Indeed, man is the only animal that has actively tried to change his own nature; that has consciously worked at evolving. Tigers are the same tiger-natured creatures now as they were in their early saber-toothed days, while man has come along at a rate, considering the speed of the centuries and their inconsequential number, that gives the lie to the prophets of despair. Monsters we may have with us, but in even moderately advanced societies these are, like Manson, drug-produced dregs; or the demented, accorded a moment of glory by the media; or ghastly atavists like Hitler, brought to power by a concatenation of terrible events and revealing in a flash what the human animal was as a rule in the not distant past.
In what are called underdeveloped areas, the Idi Amins and Bokhassas come readily to power, but the societies they impose upon are often three or four centuries behind the rest of humanity. It was only that long ago—five of my lifetimes ago—that an English Queen could have the head of a man like Raleigh lopped off with as much ease as a Third World tyrant can dispatch him with a bullet today—or as Stalin could finish off a critic only two decades ago. It is only yesterday that slavery and lynching were the rule in this headquarters of the free world. And in the eminently civilized circles of Washington, Jefferson, and Franklin, it might be remembered, there was the lively fear that the price of revolutionary failure might be the same penalty that was even then being imposed on His Majesty’s traitors in Ireland: to wit, incompleted hanging followed by disemboweling and beheading. As far as I know, they don’t do that sort of thing today even in Uganda.

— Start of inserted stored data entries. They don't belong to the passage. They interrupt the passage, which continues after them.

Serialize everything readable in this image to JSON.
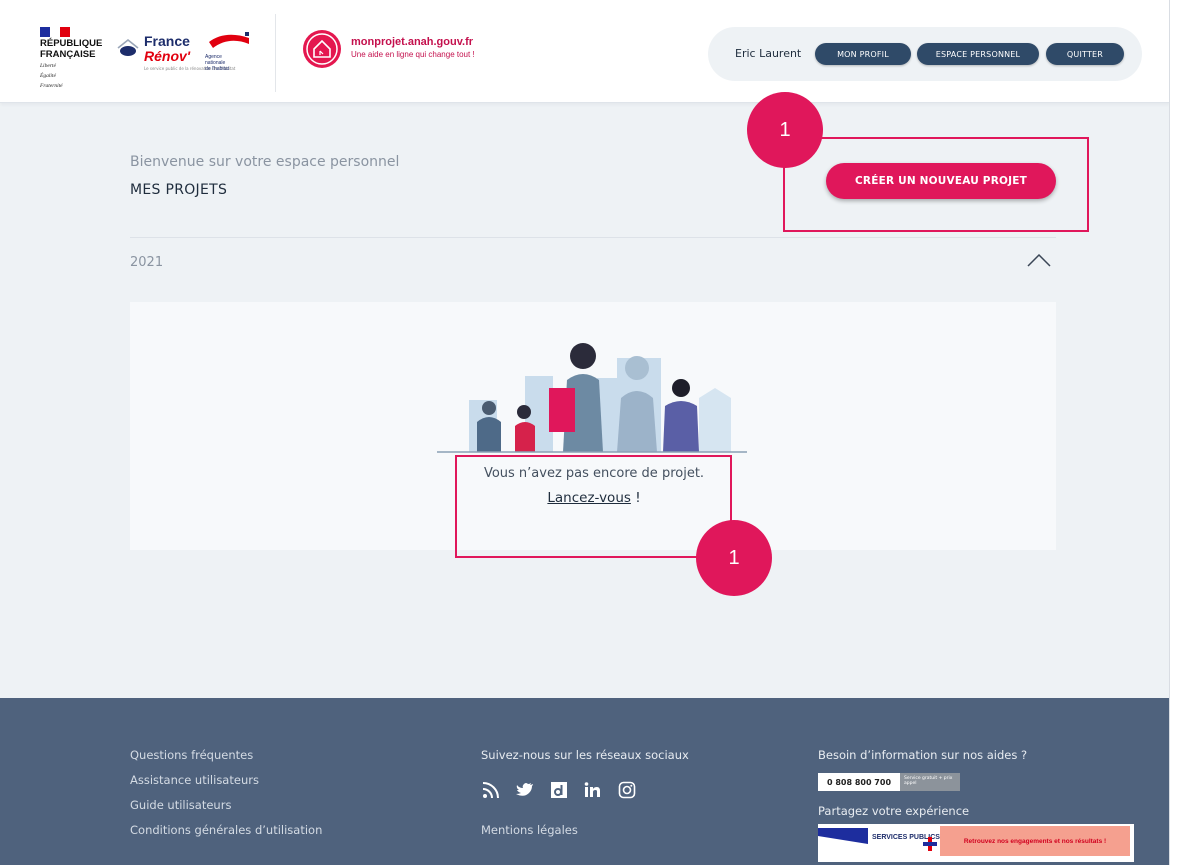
{
  "header": {
    "republique": {
      "line1": "RÉPUBLIQUE",
      "line2": "FRANÇAISE",
      "motto": [
        "Liberté",
        "Égalité",
        "Fraternité"
      ]
    },
    "france_renov": {
      "line1": "France",
      "line2": "Rénov'",
      "tagline": "Le service public de la rénovation de l'habitat"
    },
    "anah": {
      "lines": [
        "Agence",
        "nationale",
        "de l'habitat"
      ]
    },
    "monprojet": {
      "site": "monprojet.anah.gouv.fr",
      "tagline": "Une aide en ligne qui change tout !"
    },
    "user": {
      "name": "Eric Laurent",
      "buttons": {
        "profile": "MON PROFIL",
        "space": "ESPACE PERSONNEL",
        "quit": "QUITTER"
      }
    }
  },
  "main": {
    "welcome": "Bienvenue sur votre espace personnel",
    "section_title": "MES PROJETS",
    "create_button": "CRÉER UN NOUVEAU PROJET",
    "year": "2021",
    "empty_text": "Vous n’avez pas encore de projet.",
    "launch_link": "Lancez-vous",
    "launch_suffix": " !"
  },
  "annotations": {
    "badge_top": "1",
    "badge_bottom": "1",
    "color": "#e0175b"
  },
  "footer": {
    "links": [
      "Questions fréquentes",
      "Assistance utilisateurs",
      "Guide utilisateurs",
      "Conditions générales d’utilisation"
    ],
    "social_title": "Suivez-nous sur les réseaux sociaux",
    "social_icons": [
      "rss-icon",
      "twitter-icon",
      "dailymotion-icon",
      "linkedin-icon",
      "instagram-icon"
    ],
    "legal": "Mentions légales",
    "info_title": "Besoin d’information sur nos aides ?",
    "phone": "0 808 800 700",
    "phone_note": "Service gratuit + prix appel",
    "share_title": "Partagez votre expérience",
    "services_publics": "SERVICES PUBLICS+",
    "services_banner": "Retrouvez nos engagements et nos résultats !"
  },
  "colors": {
    "brand_pink": "#e0175b",
    "navy_button": "#2f4a68",
    "footer_bg": "#4f627d",
    "page_bg": "#eef2f5"
  }
}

It has been said that optimists are those who haven’t heard the news. Nonetheless, as one who has not only heard it but witnessed a bit of it—and without embracing blindly the onward-and-upward faith of the Victorians—I do think there may be some support for their attitude. Just as most individual infants manage, in spite of insistent flirtations with danger, to survive the follies of their years, so the brash human species may well manage to keep from blowing off its collective head long enough to outgrow the danger and reach a rewarding maturity. In short, I’ll take Pangloss over Cassandra at odds of, say, five to four.